The markets have spoken. Monday's global market sell off is telling us that Henry Paulson, U.S. Treasury Secretary, might well go down in history as another of Bush's "Confidence Men." U.S. markets opened sharply lower on Tuesday suggesting that the investing world did not believe what the economic front man to the Bush administration just told us. Based on the magnitude of the sell-off, they might well be saying that the administration is completely out to lunch.
Remember foreign policy front man Colin Powell, and his proclamations that Iraq certainly did have weapons of mass destruction? Well, Paulson may end up the next over accomplished leader, turned administrative mouth-piece, who was sold a bill of goods. After talking to "knowledgeable people in all parts of the economy" Mr. Paulson, speaking for the president, concluded that while "our economy is growing slower than expected...I am confident in our long-term economic strength." I have to wonder who these knowledgeable people are, and were they the same people Colin Powell was talking to?
If Paulson read the latest Goldman Sachs economic report he would know that the U.S. is "either in recession or headed into one shortly"(GS:US economics Analyst - Jan 11). You can't blame the guy for wanting to appear calm and collected given the ridiculously alarming news that continues to hit us daily, but his suggestion that some short-term fixes will cure what ails us is equally alarming. His advice to spend our way out of this temporary problem may well prove a ridiculous suggestion for an economy diseased from extreme over-consumption in part caused by a lack of appropriate financial oversight as well as overly stimulating monetary policy. Who ultimately will claim responsibility for America's addiction to buying stuff, made possible by cheap money and corner-store credit dealers? Though I am not quick to blame any one party, the first step in our collective healing process, as any AA member will tell you, is to admit you have a problem.

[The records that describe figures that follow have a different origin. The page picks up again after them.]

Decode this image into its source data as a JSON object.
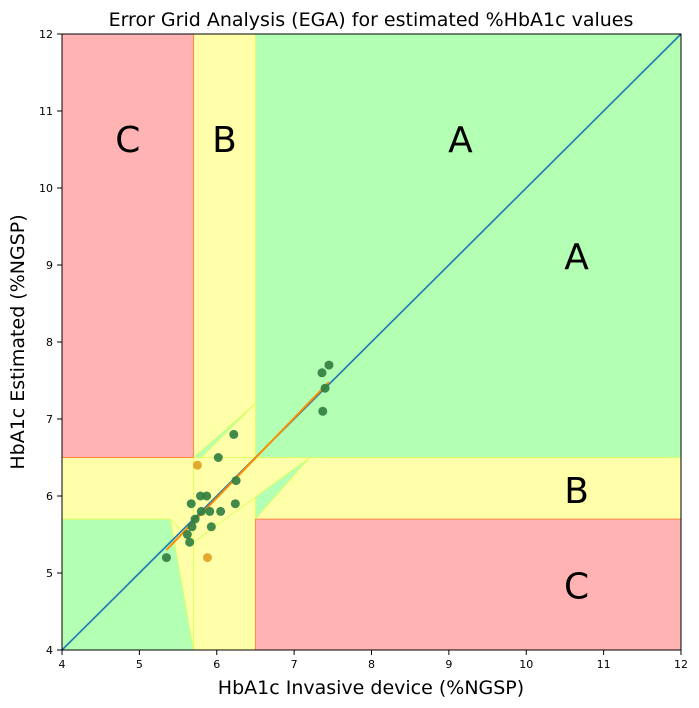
{
  "chart_data": {
    "type": "scatter",
    "title": "Error Grid Analysis (EGA) for estimated %HbA1c values",
    "xlabel": "HbA1c Invasive device (%NGSP)",
    "ylabel": "HbA1c Estimated (%NGSP)",
    "xlim": [
      4,
      12
    ],
    "ylim": [
      4,
      12
    ],
    "xticks": [
      "4",
      "5",
      "6",
      "7",
      "8",
      "9",
      "10",
      "11",
      "12"
    ],
    "yticks": [
      "4",
      "5",
      "6",
      "7",
      "8",
      "9",
      "10",
      "11",
      "12"
    ],
    "grid": false,
    "colors": {
      "zone_a": "#b3ffb3",
      "zone_b": "#ffffaa",
      "zone_c": "#ffb3b3",
      "zone_b_edge": "#ddff66",
      "zone_c_edge": "#ff8844",
      "identity_line": "#1f77b4",
      "fit_line": "#ff8c00",
      "points_a": "#2e7d3f",
      "points_b": "#e0a020"
    },
    "zones": [
      {
        "label": "A",
        "color_key": "zone_a",
        "polygon": [
          [
            4,
            4
          ],
          [
            12,
            4
          ],
          [
            12,
            12
          ],
          [
            4,
            12
          ]
        ]
      },
      {
        "label": "B",
        "color_key": "zone_b",
        "polygon": [
          [
            5.7,
            4
          ],
          [
            6.5,
            4
          ],
          [
            6.5,
            7.2
          ],
          [
            5.7,
            6.4
          ]
        ]
      },
      {
        "label": "B",
        "color_key": "zone_b",
        "polygon": [
          [
            5.7,
            5.4
          ],
          [
            5.7,
            4
          ],
          [
            5.4,
            5.7
          ],
          [
            4,
            5.7
          ],
          [
            4,
            6.5
          ],
          [
            12,
            6.5
          ],
          [
            12,
            5.7
          ],
          [
            6.5,
            5.7
          ],
          [
            7.2,
            6.5
          ]
        ]
      },
      {
        "label": "B",
        "color_key": "zone_b",
        "polygon": [
          [
            5.7,
            12
          ],
          [
            6.5,
            12
          ],
          [
            6.5,
            7.2
          ],
          [
            5.7,
            6.5
          ]
        ]
      },
      {
        "label": "B",
        "color_key": "zone_b",
        "polygon": [
          [
            4,
            5.7
          ],
          [
            5.4,
            5.7
          ],
          [
            5.7,
            5.4
          ],
          [
            5.7,
            6.5
          ],
          [
            4,
            6.5
          ]
        ]
      },
      {
        "label": "C",
        "color_key": "zone_c",
        "polygon": [
          [
            4,
            6.5
          ],
          [
            5.7,
            6.5
          ],
          [
            5.7,
            12
          ],
          [
            4,
            12
          ]
        ]
      },
      {
        "label": "C",
        "color_key": "zone_c",
        "polygon": [
          [
            6.5,
            4
          ],
          [
            12,
            4
          ],
          [
            12,
            5.7
          ],
          [
            6.5,
            5.7
          ]
        ]
      }
    ],
    "zone_labels": [
      {
        "text": "C",
        "x": 4.85,
        "y": 10.6
      },
      {
        "text": "B",
        "x": 6.1,
        "y": 10.6
      },
      {
        "text": "A",
        "x": 9.15,
        "y": 10.6
      },
      {
        "text": "A",
        "x": 10.65,
        "y": 9.08
      },
      {
        "text": "B",
        "x": 10.65,
        "y": 6.04
      },
      {
        "text": "C",
        "x": 10.65,
        "y": 4.8
      }
    ],
    "series": [
      {
        "color_key": "points_a",
        "points": [
          [
            5.35,
            5.2
          ],
          [
            5.62,
            5.5
          ],
          [
            5.65,
            5.4
          ],
          [
            5.67,
            5.9
          ],
          [
            5.68,
            5.6
          ],
          [
            5.72,
            5.7
          ],
          [
            5.79,
            6.0
          ],
          [
            5.8,
            5.8
          ],
          [
            5.87,
            6.0
          ],
          [
            5.91,
            5.8
          ],
          [
            5.93,
            5.6
          ],
          [
            6.02,
            6.5
          ],
          [
            6.05,
            5.8
          ],
          [
            6.22,
            6.8
          ],
          [
            6.24,
            5.9
          ],
          [
            6.25,
            6.2
          ],
          [
            7.36,
            7.6
          ],
          [
            7.37,
            7.1
          ],
          [
            7.4,
            7.4
          ],
          [
            7.45,
            7.7
          ]
        ]
      },
      {
        "color_key": "points_b",
        "points": [
          [
            5.75,
            6.4
          ],
          [
            5.88,
            5.2
          ]
        ]
      }
    ],
    "lines": [
      {
        "color_key": "identity_line",
        "from": [
          4,
          4
        ],
        "to": [
          12,
          12
        ]
      },
      {
        "color_key": "fit_line",
        "from": [
          5.35,
          5.3
        ],
        "to": [
          7.45,
          7.48
        ]
      }
    ]
  }
}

Perhaps Mr. Paulson has found his higher power, the second step, in the very smart and insightful Abbey Joseph Cohen, Goldman's Market Strategist. She may have convinced him that a "recession will likely be avoided, due to strength in exports and capital spending by corporations and governments, and thanks to a vigilant and flexible Federal Reserve." (GS: Issues and Outlooks, Dec.07) Abbey calls for a year-end S & P of 1675 (Barrons, Jan 14th 2008), but there is a lot of time between now and year end. As one of many market experts interviewed for the annual Barron's roundtable, her bullish outlook was certainly in the minority. She, too, however, is not without concern about the strength of the U.S. labor market as well as inflation.

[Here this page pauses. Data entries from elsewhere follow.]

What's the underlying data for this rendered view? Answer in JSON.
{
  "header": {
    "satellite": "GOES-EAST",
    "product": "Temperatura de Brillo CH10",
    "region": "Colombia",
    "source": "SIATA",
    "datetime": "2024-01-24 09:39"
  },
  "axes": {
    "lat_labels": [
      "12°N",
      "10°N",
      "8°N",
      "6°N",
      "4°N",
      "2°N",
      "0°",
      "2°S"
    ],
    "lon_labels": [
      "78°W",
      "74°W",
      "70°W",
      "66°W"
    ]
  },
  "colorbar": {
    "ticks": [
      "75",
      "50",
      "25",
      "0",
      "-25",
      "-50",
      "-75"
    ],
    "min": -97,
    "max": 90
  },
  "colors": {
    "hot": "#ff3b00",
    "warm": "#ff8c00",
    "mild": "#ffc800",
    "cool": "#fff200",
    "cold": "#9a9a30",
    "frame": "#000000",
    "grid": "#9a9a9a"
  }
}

Following Paulson's Friday remarks a short breath of faith hit the markets. The S& P hit a high of 1350, from an opening at 1333. A close at 1325 however, was not in my books, a good sign. As an ex-Goldman Sachs trader I learned from the best, and a negative close after what should have been conceived as 'good news' is a very bad sign indeed. Market prices reflect the collective opinions of the people who are buying and selling. If by some small chance Tuesday ends up a good day for the markets, it is in most part because the investing world chose to believe that the problems are now under appropriate adult supervision. If the markets perform poorly on Tuesday, as they now seem likely to, they are telling us the opposite. Now we might only guess what might have happened if the U.S. markets were not closed for Martin Luther King Day. While Americans were waiting the extra day to vote on Mr. Paulson's performance, the rest of world took a stand. Tomorrow we will have our chance. Entering in your buy or sell order is effectively casting your vote. Either things are not so bad, so hold on to your stocks and just keep on spending, or, Houston, we have a problem.

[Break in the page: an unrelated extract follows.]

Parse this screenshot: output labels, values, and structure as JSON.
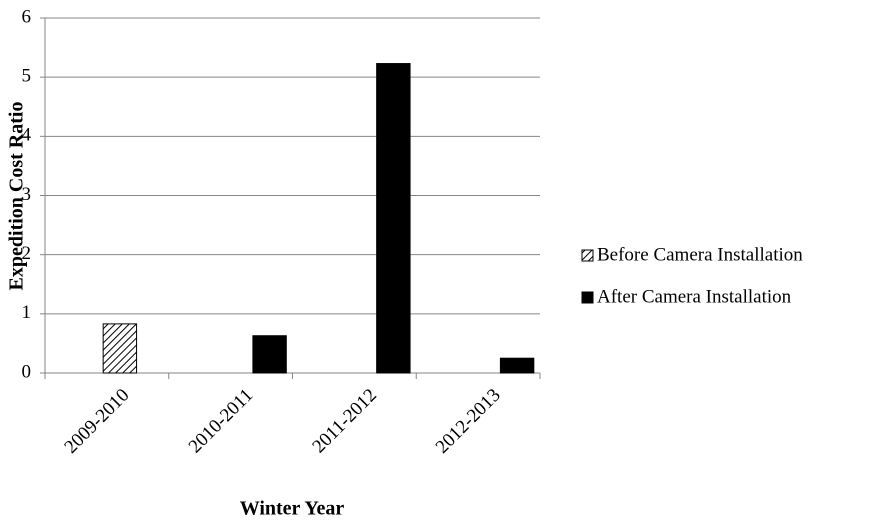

I had the pleasure of working for Secretary Paulson at Goldman Sachs and find him a very thoughtful and honest man. I hear he is not a drinking man, and thus may be not at all familiar with The Twelve Steps of Alcoholics Anonymous. I would encourage him, and the rest of the current administration, to take a look at them for inspiration on how to handle what deeply ails America. I recommend Step 4 in particular: "Make a searching and fearless moral inventory." An honest inventory of our economy is much needed. Let's hope the administration can transcend confidence games and be more fearless, and moral, in its resolve.